Shadow Anchor Tenant Definition
A Shadow Anchor is any retail tenant within a shopping center that generates significant traffic and attracts business to the shopping center, but is secondary to a nearby Anchor Tenant.
QSR (Quick Service Restaurant) Definition
A QSR is a type of tenant that occupies a retail property with a “Quick Service” restaurant use that is generally a fast-food franchise such as McDonalds, KFC, Subway, or similar. QSR properties are usually freestanding but can also be in-line or end-cap.
Big Box Retailer Definition
Big Box Retailers are physically large retail buildings that are occupied by one tenant tenant who sells general merchandise (Walmart and Costco) or specialty products (The Home Depot and Best Buy).
Common Types of Retail Tenants
Retail tenants come in many different variations.

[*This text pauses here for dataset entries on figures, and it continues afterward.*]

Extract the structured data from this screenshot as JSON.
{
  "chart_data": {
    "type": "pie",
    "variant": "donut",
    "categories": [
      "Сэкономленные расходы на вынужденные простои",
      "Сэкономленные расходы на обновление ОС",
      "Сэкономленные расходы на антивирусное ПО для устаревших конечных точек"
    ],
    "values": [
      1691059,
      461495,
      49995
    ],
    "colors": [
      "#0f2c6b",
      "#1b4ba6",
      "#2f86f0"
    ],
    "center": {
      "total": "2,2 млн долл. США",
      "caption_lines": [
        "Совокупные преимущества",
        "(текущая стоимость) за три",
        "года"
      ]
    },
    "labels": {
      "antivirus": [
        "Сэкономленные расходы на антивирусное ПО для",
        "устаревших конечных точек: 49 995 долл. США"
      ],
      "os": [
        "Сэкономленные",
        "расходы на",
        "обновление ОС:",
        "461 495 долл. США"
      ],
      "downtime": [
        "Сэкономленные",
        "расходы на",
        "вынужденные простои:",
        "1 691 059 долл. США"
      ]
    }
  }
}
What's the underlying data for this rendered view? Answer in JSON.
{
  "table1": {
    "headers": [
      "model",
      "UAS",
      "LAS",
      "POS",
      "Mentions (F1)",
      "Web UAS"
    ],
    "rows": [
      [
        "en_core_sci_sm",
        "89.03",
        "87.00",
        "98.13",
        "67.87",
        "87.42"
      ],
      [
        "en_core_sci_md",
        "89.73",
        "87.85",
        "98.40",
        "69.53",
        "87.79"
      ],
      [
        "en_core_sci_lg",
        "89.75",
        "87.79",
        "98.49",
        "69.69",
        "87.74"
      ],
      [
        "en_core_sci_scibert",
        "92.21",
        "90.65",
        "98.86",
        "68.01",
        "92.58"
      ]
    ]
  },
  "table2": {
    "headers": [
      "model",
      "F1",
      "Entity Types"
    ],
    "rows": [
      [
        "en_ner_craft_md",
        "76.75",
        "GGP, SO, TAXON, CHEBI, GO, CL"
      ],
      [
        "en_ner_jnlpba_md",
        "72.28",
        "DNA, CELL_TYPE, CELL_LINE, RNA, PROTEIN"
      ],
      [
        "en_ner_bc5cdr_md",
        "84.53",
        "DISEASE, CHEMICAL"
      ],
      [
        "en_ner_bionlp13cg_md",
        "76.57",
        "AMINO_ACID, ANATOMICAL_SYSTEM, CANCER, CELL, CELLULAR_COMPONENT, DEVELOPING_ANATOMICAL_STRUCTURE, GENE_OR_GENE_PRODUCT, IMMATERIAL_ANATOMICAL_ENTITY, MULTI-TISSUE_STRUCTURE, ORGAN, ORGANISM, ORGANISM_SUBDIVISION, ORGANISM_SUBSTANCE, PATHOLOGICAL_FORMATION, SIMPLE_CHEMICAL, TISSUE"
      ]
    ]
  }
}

They range from smaller mom-and-pop style tenant such as local convenience stores, up to nationally recognized big-box retailers such as Walmart. Below we take a look at some of the most common types of retail tenants that can be found in commercial properties:
- Banks (Walk in & Drive-Thru)
- Big Box Retailers
- Discount Stores
- Grocery Chains
- Mom-and-Pop Convenience Stores
- Convenience Services (Dry Cleaners, Nail Salons, Laundromats)
- Restaurants – Locally Owned & Operated
- Restaurants – National Brand Franchise
- Restaurants – Quick Service Restaurant (QSR)
- Specialty Retail
In-Line vs End-Cap Retail Space
When commercial retail tenants are selecting a location for their business, they seek for the best space that fits their business use. Regardless of location, most retail spaces can be classified as either “In-Line” or “End-Cap”.
End-caps are the retail units located at the end or corner of a retail building. They are desirable because they offer greater visibility and more signage opportunities than in-line spaces. As such, landlords typically demand higher prices per square foot for end-caps and reserve them for specific uses such as food service businesses since they are able to build drive thru windows and patios for customers.
In-line spaces are the retail units that are non end-cap and located contiguous with other in-line units. These units are usually occupied by secondary tenants such as nail salons and retail that do not need maximum visibility or an exterior component such as patio or drive-thru. In-line units typically have frontage visibility only and are priced less than end-cap spaces.
When choosing End Cap vs In-Line space, commercial retail tenants should consider their business needs first then evaluate the true need and difference in pricing.